Alle 1500 Jahre kamen sie besonders weit, ein Rhythmus, der mit der Sonnenaktivität korreliert (Science, 294, S.2130). Auch die ist im Sediment archiviert, in den Isotopen 14C und 10Be. Die werden in der Atmosphäre gebildet, von kosmischer Strahlung, und die kommt aus dem All. Aber ihre Stärke in der Erdatmosphäre wird von der Sonne beeinflusst: Ist sie aktiv und schickt viel Sonnenwind, schirmt der die Erde gegen kosmische Strahlung ab: wenig 14C und 10Be erst in der Atmosphäre, dann im Sediment. Ähnliches zeigte sich in Tropfsteinen im Oman (Nature, 411, S.290), es legte den Verdacht nahe, auch die gegenwärtige Erwärmung komme von der Sonne – und nicht vom Menschen mit seinen Treibhausgasen. Beide Hypothesen wurden (und werden) kräftig vermarktet, die einen singen im weltweiten Konzert das CO2 in die Hölle, die anderen halten mit Verschwörungstheorien dagegen: „The Great Global Warming Swindle“ hieß eine britische TV-Sendung diesen März.

Nur: Wie soll die Sonne das Wetter machen? Durch die direkte Einstrahlung? Die reicht nicht: Die Sonnenaktivität ändert sich gering, um 0,1Prozent pro Dekade, viel zu wenig, um die Erde groß zu wärmen. Es müsste einen Verstärkereffekt geben, man hat nur nie einen gefunden. Doch, einen: kosmische Strahlung. Diesmal sollen die Ionen, die sie in der Atmosphäre bildet, die richtige Größe haben, um als Kristallisationskerne für Eis zu dienen, Wolken zu bilden: Hohe Sonnenaktivität hieße dann wenig kosmische Strahlung gleich wenig Wolken gleich starke Erwärmung.
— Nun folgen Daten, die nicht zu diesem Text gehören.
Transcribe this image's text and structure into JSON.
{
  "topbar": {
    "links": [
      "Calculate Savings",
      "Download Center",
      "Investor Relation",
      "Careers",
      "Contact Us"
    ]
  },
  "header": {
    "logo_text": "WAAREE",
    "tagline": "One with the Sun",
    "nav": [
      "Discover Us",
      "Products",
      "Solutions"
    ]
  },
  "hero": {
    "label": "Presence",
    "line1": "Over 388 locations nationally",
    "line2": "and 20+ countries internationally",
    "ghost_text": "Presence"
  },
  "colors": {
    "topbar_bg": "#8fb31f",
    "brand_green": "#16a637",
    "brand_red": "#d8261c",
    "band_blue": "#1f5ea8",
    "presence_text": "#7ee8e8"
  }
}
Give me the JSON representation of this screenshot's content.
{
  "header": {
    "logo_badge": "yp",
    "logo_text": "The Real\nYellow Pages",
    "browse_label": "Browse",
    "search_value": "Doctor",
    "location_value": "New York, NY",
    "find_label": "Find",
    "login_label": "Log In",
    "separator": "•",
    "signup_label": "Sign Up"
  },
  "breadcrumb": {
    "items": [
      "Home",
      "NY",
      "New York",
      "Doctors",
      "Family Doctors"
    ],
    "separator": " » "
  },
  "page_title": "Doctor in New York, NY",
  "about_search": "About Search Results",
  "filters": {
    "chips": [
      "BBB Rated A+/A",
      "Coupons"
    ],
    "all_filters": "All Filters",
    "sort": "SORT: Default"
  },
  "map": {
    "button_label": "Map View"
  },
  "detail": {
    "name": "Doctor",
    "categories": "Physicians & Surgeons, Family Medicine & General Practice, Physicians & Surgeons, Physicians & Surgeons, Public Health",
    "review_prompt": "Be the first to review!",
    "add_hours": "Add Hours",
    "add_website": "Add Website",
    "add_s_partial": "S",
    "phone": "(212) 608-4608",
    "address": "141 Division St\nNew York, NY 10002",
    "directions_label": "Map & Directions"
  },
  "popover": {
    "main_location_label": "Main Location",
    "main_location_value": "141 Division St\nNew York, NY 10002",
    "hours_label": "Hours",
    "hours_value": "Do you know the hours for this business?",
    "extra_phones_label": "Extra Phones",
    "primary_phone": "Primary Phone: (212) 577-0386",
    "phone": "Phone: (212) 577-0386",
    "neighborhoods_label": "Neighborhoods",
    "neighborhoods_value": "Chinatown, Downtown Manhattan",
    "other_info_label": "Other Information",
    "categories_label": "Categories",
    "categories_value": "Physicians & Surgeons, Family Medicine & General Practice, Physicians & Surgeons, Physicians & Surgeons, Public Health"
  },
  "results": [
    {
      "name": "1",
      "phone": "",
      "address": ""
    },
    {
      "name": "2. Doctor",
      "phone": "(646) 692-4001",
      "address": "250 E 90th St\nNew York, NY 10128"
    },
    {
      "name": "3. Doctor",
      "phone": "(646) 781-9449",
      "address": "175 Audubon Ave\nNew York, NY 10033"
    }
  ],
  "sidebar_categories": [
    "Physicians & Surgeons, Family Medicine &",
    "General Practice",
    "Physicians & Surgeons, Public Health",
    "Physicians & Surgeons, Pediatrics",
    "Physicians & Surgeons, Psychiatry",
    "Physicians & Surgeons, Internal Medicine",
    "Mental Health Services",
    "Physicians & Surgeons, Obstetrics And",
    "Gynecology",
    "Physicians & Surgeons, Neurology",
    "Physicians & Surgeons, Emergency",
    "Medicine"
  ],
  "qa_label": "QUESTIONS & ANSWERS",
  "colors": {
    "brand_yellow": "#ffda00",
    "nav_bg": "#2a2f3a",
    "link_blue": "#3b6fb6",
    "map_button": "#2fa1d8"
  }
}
Entwickelt wurde die Idee von Henrik Svensmark (Kopenhagen) 1997, seitdem ist sie umstritten.

Dem Streit machen nun Mike Lockwood (Chilton) und Claus Fröhlich (Davos) ein Ende – indem sie ihn umgehen, nicht theoretisch argumentieren, sondern die Entwicklung der Sonne in den letzten 20 Jahren bilanzieren (und dabei den normalen elfjährigen Zyklus herausrechnen): Seitdem ist weder ihre Strahlung stärker geworden, noch sind die kosmischen Strahlen schwächer geworden, im Gegenteil: „Alle Trends der Sonne, die einen Einfluss auf das Erdklima haben könnten, sind in die entgegengesetzte Richtung von der gegangen, die die Temperaturerhöhung erklären könnte“ (Proceedings of the Royal Society A, 11.7.). Die Gegenseite gibt sich nicht geschlagen und vermutet eine zeitverzögerte Wirkung der Sonne.

SONNE: Rhythmen

Alle elf Jahre ist die Sonnenaktivität an einem Höhepunkt, aber der vorletzte war höher als der letzte: Im großen Trend schwächt sich die Aktivität.

Woran das liegt, ist ebenso unklar wie die Ursache des Elf-Jahre-Rhythmus und die anderer, längerer Rhythmen.